C'est un article étonnant voire édifiant que consacre le New York Times aux «trash pickers» de San Francisco. Il s'agit de ces personnes qui, dans une ville reconnue pour ses efforts en matière de recyclage, entassent canettes vides et cartons usagers dans des chariots éraillés pour aller se faire quelques maigres dollars en revendant leur pauvre butin à une quelconque officine de consigne officielle.
Le New York Times s'intéresse aux «archéologues de poubelles» d'un nouveau genre, celles et ceux qui visent en particulier les containers des millionnaires de la tech qui ont pris d'assaut, en masse et avec force dollars, les belles et coûteuses demeures de la ville.
Le journal américain suit en particulier Jake Orta, vétéran de la United States Air Force devenu SDF, désormais relogé dans une très modeste cahute située à quelques encablures de la maison de Mark Zuckerberg, évaluée à 10 millions de dollars.
D'un extrême à l'autre
Il explore ainsi les deux extrêmes du capitalisme américain, les déchets de son sommet nourrissant à peine les pauvres âmes qu'il laisse à la traîne. Les 300 dollars que Jake Orta essaie de rapporter chaque semaine, il ne les trouve pas dans les canettes et les cartons. Ses trouvailles sont à la démesure de la ville et de son économie: il a, à l'occasion de ses «chasses aux trésors», découvert des vêtements de designer, des baskets neuves, des iPad, des téléphones, un service complet de vaisselle en argent et même des sacs de marijuana, qu'il avoue avoir fumée.
«Nous avons beaucoup de service dédiés aux déchets», explique au New York Times Robert Reed, porte-parole de la société locale de recyclage Recology. «Il y a de plus en plus de monde de la tech ici, et la ville change de plus en plus vite. Ces personnes ont une capacité d'attention courte. Certains jettent des objets qui pourraient être remis en circulation dans un magasin d'objets de seconde main.»
À la place, ces déchets constituent une petite manne et, surtout, un moyen de subsistance pour Jake Orta et les «trash pickers» qui, comme lui, dépendent des détritus dorés des millionnaires du coin. Les objets extraits des bennes sont vendus sur Mission Street ou dans le quartier plutôt malfamé de Tenderloin lors de marchés organisés à la sauvette.

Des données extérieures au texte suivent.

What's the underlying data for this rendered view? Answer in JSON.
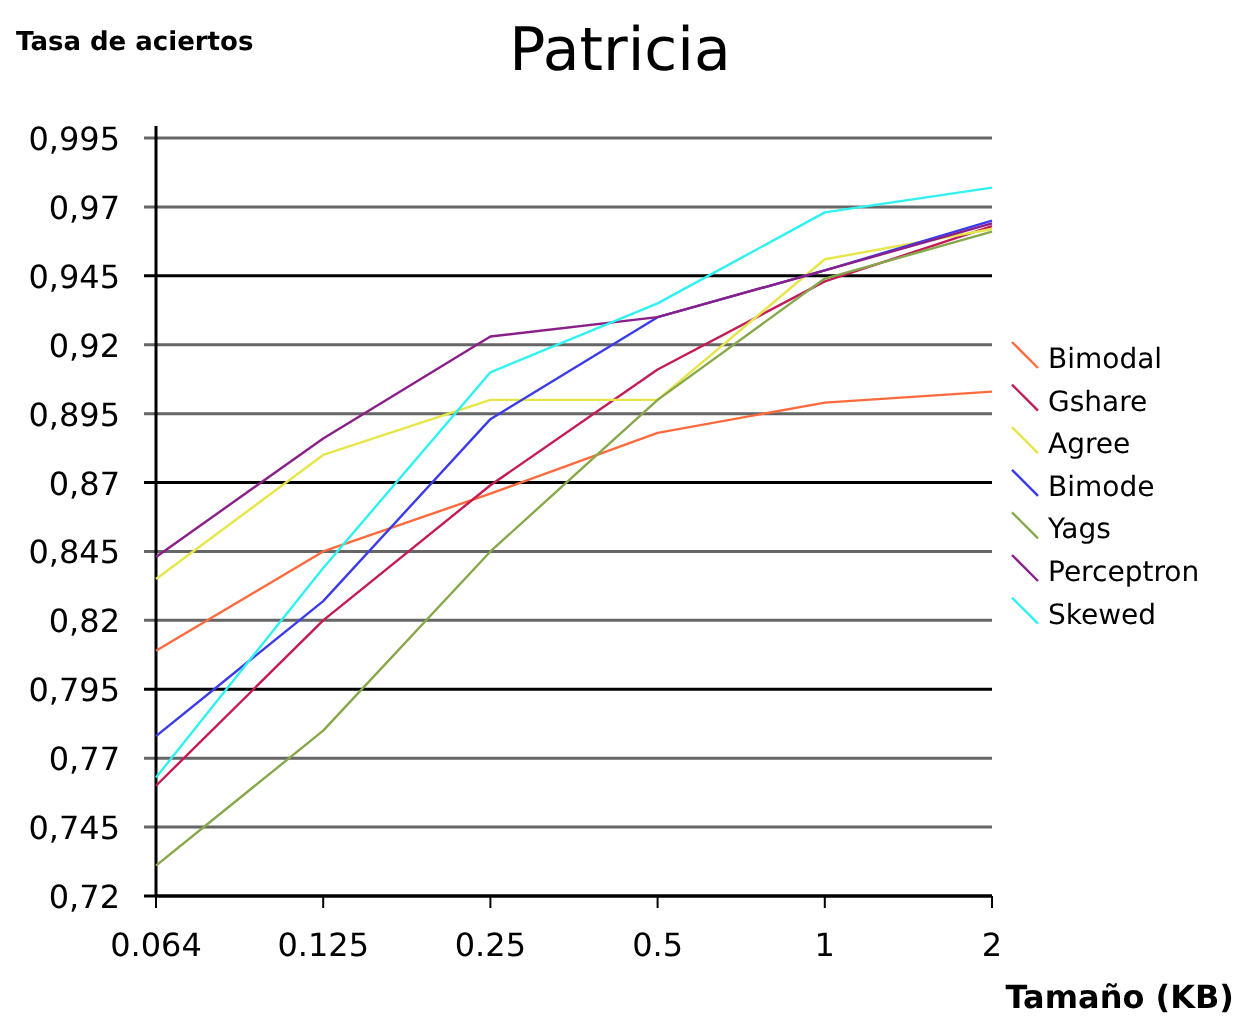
{
  "chart_data": {
    "type": "line",
    "title": "Patricia",
    "ylabel": "Tasa de aciertos",
    "xlabel": "Tamaño (KB)",
    "categories": [
      "0.064",
      "0.125",
      "0.25",
      "0.5",
      "1",
      "2"
    ],
    "series": [
      {
        "name": "Bimodal",
        "color": "#ff6a3d",
        "values": [
          0.809,
          0.845,
          0.866,
          0.888,
          0.899,
          0.903
        ]
      },
      {
        "name": "Gshare",
        "color": "#c41a55",
        "values": [
          0.76,
          0.82,
          0.869,
          0.911,
          0.943,
          0.963
        ]
      },
      {
        "name": "Agree",
        "color": "#e6e64a",
        "values": [
          0.835,
          0.88,
          0.9,
          0.9,
          0.951,
          0.962
        ]
      },
      {
        "name": "Bimode",
        "color": "#3b3bea",
        "values": [
          0.778,
          0.827,
          0.893,
          0.93,
          0.947,
          0.965
        ]
      },
      {
        "name": "Yags",
        "color": "#86a84a",
        "values": [
          0.731,
          0.78,
          0.845,
          0.9,
          0.944,
          0.961
        ]
      },
      {
        "name": "Perceptron",
        "color": "#8a1f8a",
        "values": [
          0.843,
          0.886,
          0.923,
          0.93,
          0.947,
          0.964
        ]
      },
      {
        "name": "Skewed",
        "color": "#2ef2f2",
        "values": [
          0.763,
          0.839,
          0.91,
          0.935,
          0.968,
          0.977
        ]
      }
    ],
    "ylim": [
      0.72,
      0.995
    ],
    "yticks": [
      {
        "value": 0.72,
        "label": "0,72"
      },
      {
        "value": 0.745,
        "label": "0,745"
      },
      {
        "value": 0.77,
        "label": "0,77"
      },
      {
        "value": 0.795,
        "label": "0,795"
      },
      {
        "value": 0.82,
        "label": "0,82"
      },
      {
        "value": 0.845,
        "label": "0,845"
      },
      {
        "value": 0.87,
        "label": "0,87"
      },
      {
        "value": 0.895,
        "label": "0,895"
      },
      {
        "value": 0.92,
        "label": "0,92"
      },
      {
        "value": 0.945,
        "label": "0,945"
      },
      {
        "value": 0.97,
        "label": "0,97"
      },
      {
        "value": 0.995,
        "label": "0,995"
      }
    ],
    "grid": "y",
    "legend": "right",
    "marker": "none",
    "line_style": "solid"
  }
}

Photographe australien et éditeur de Mission Gold, publication qui documente les existences de ces misfits san-franciscains, Nick Marzano voit l'action de ces «trash pickers» comme un «service public». Et, explique le New York Times, comme une forme primitive d'entrepreneuriat: une manière un peu cynique de boucler la boucle du marché à l'américaine.